Wednesday, May 18, 2011

It's been awhile: Here's the update.

I know its been awhile since my last post.  I fell ill, and we had a lot going on around here.  Here's the update.  Sarah is still with us, and Leah has improved slowly. 

Often, I find that Sarah feels depressed even though she takes antidepressants.  Her doctors have changed the dosage and types, but they do not seem to help her much.  I feel that she is on an emotional roller coaster: she's depressed one minute and angry the next.  I love her, but I am at a loss at how to help her through this.  Sometimes, I think that she is looking for a way out of here, and if this be the case, I wish she'd just tell us. Of course, I'd miss her and her lovely child, especially since I've grown to love her child as my own.  Oftentimes, I think she's been flirting with this guy from her past via text. He makes her smile, but so did Jacob in the beginning. I am not sure, but I think she thinks that the grass is always greener elsewhere, and regardless of where she goes or with whom she has a relationship with, she will always be unhappy because she holds on to these extreme ideals of what life is supposed to be like.  I feel concerned because she holds extremely high standards for everyone in her life, and if these people do not stand up to these standards, she wants to just dump them or punish them.
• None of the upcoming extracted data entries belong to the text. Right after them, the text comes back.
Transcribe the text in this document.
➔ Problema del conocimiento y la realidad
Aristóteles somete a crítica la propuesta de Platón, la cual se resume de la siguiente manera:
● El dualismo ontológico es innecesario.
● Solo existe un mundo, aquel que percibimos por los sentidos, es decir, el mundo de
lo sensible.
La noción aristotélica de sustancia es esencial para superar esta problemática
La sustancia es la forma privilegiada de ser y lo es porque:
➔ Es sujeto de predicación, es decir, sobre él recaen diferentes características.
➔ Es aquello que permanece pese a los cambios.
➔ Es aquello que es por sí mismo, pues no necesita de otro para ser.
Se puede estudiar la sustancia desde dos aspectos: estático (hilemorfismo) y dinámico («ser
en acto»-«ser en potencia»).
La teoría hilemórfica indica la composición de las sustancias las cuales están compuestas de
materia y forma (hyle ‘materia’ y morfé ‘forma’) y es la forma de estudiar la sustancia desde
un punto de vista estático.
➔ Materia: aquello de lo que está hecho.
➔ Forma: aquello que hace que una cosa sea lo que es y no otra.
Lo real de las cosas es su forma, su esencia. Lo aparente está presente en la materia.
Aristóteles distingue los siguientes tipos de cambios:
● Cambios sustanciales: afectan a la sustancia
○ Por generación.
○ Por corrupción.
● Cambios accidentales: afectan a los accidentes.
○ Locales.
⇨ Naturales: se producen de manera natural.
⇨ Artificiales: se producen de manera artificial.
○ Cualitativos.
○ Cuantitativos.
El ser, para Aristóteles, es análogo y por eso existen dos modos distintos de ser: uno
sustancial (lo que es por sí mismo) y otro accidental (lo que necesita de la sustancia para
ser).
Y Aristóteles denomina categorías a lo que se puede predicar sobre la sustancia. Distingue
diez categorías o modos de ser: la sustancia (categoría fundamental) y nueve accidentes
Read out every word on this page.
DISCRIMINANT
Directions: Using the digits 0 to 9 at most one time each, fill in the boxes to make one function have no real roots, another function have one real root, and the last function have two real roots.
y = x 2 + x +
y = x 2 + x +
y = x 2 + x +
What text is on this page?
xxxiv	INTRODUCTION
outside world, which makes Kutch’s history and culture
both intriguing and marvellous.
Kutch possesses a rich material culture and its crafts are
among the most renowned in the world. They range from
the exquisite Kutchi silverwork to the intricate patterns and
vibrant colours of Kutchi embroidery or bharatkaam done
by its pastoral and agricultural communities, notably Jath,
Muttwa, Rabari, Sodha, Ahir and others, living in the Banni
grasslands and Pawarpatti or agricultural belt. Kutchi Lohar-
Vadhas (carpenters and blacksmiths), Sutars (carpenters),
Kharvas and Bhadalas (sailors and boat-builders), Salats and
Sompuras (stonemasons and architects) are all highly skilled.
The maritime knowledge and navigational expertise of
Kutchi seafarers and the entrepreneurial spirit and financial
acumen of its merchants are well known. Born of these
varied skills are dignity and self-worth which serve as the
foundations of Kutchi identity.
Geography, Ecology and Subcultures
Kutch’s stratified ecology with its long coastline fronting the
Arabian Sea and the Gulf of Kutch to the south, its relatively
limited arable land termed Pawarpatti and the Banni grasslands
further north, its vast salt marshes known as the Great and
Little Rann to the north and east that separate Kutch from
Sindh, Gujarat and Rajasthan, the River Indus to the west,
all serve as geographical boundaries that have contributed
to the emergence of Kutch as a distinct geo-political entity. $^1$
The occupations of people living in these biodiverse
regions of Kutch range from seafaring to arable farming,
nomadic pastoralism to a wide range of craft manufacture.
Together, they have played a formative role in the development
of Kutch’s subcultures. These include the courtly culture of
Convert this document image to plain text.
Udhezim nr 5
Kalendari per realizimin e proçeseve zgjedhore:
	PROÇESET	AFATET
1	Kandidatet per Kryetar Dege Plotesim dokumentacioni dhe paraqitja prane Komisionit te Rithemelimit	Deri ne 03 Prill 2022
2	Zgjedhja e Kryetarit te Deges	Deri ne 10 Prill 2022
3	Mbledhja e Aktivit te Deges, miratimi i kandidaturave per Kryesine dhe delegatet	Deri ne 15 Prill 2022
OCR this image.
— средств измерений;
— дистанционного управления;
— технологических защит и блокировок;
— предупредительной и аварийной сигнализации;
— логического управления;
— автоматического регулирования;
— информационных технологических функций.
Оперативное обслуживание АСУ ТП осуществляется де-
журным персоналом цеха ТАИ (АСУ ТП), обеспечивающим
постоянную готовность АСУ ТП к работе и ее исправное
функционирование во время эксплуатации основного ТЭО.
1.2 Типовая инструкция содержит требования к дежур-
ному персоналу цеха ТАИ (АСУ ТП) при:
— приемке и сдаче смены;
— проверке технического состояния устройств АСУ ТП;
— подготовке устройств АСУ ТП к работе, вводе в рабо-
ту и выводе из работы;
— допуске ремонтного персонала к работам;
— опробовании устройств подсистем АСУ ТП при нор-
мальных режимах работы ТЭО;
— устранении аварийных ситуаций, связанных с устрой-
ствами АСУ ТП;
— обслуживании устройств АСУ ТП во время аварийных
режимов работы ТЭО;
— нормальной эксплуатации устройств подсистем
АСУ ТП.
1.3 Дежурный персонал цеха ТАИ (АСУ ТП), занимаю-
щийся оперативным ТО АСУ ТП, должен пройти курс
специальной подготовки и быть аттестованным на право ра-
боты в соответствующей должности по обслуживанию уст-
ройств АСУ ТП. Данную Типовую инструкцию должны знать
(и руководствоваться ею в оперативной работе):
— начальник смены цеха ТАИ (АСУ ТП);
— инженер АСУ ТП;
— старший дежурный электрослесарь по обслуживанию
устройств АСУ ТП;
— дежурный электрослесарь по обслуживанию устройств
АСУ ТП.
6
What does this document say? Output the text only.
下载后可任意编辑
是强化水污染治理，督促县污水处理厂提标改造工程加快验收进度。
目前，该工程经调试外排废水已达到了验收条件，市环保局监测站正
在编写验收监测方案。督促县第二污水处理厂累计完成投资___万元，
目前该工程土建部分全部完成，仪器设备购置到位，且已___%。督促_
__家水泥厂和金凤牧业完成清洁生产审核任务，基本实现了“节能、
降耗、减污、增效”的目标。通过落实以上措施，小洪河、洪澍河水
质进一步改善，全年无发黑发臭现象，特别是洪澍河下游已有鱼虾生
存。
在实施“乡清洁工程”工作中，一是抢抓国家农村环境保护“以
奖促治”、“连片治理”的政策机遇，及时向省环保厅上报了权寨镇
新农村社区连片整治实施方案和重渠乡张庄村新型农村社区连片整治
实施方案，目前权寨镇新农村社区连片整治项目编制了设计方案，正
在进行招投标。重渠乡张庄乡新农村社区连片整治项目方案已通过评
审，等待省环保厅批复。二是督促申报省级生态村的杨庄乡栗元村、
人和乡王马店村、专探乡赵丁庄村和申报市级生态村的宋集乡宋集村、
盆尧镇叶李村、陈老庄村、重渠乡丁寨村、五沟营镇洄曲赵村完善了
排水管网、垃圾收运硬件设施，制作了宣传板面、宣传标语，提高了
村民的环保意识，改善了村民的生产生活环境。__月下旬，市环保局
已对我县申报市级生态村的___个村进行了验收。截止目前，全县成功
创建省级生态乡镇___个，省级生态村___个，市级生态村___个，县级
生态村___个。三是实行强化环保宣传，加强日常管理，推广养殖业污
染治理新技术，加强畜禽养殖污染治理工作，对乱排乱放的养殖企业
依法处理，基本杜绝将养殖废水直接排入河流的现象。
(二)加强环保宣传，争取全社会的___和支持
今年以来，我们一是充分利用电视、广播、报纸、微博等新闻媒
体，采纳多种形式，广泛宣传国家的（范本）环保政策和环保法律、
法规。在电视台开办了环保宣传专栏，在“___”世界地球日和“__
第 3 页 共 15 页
I am trying really hard to remain positive at all times, but it can be extremely difficult when we have a pessimist in our midst.  She constantly drops hints that she will leave if we don't do this or that.  I feel saddened by this because, to me, relationships take work, and if you truly love someone, you will work hard at your relationship with them.  I also know that poly relationships take even more work than monogamous ones.  Yet, it appears that she'd rather run away or stay miserable. I pray that she finds that true happiness can only be found within our own selves.